Dr. Oquendo: funding from NIMH; royalties for the commercial use of the Columbia-Suicide Severity Rating Scale. Her family owns stock in Bristol Myers Squibb.

Dr. McInnis: funding from NIMH; consulting fees from Janssen and Otsuka Pharmaceuticals.

Dr. McGrath has received research grant support from Naurex Pharmaceuticals (now Allergan), Sunovion, and the State of New York.

Dr. Pizzagalli: funding from NIMH and the Dana Foundation; consulting fees from Akili Interactive Labs, BlackThorn Therapeutics, Boehringer Ingelheim, Pfizer Inc. and Posit Science.

Dr. Trombello currently owns stock in Merck and Gilead Sciences and within the past 36 months previously owned stock in Johnson & Johnson.

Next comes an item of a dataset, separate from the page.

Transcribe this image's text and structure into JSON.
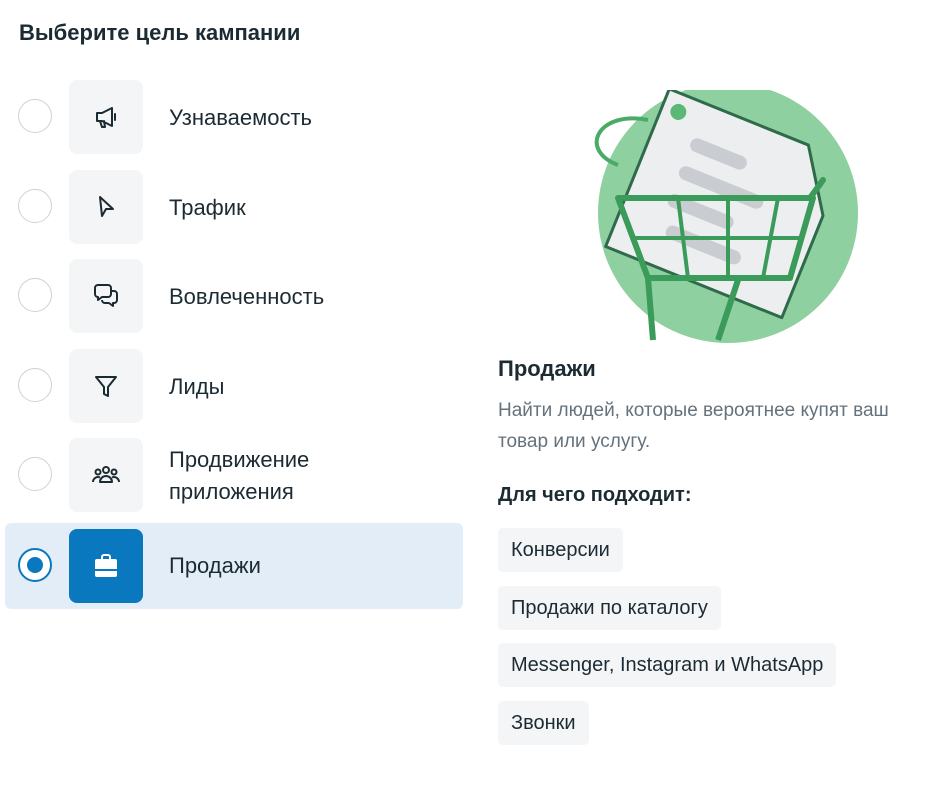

Drs. Adams, Cohen, Bruder, Cooper, Deldin, DeRubeis, Fournier, Huys, Jha, Kurian, McGrath, Parsey, Webb, Ms. Goer: report no financial conflicts.

Figures

Figure 1.

Frequency histogram displaying distribution of Personalized Advantage Index (PAI) scores, computed as the predicted difference in week 8 HRSD scores for SSRI minus placebo. Accordingly, a PAI score less than 0 signifies that SSRI was indicated, whereas a PAI score greater than 0 indicates that placebo was expected to yield a better outcome. The kernel density estimate illustrates the expected distribution of PAI scores in the population.

Figure 2.

Plots of baseline predictor by treatment group interactions from the final model.

Figure 3.

Comparison of mean week 8 HRSD for patients randomized to SSRI or placebo (left panel) (n=216). Comparison of mean week 8 HRSD scores for patients randomly assigned to their PAI-indicated treatment vs. those assigned to their PAI-contraindicated treatment for the full sample (n = 216) vs. including only patients for whom the algorithm predicted a clinically significant advantage in one treatment condition (PAI ≥ |3|); n = 105) (right panel). Error bars represent standard error.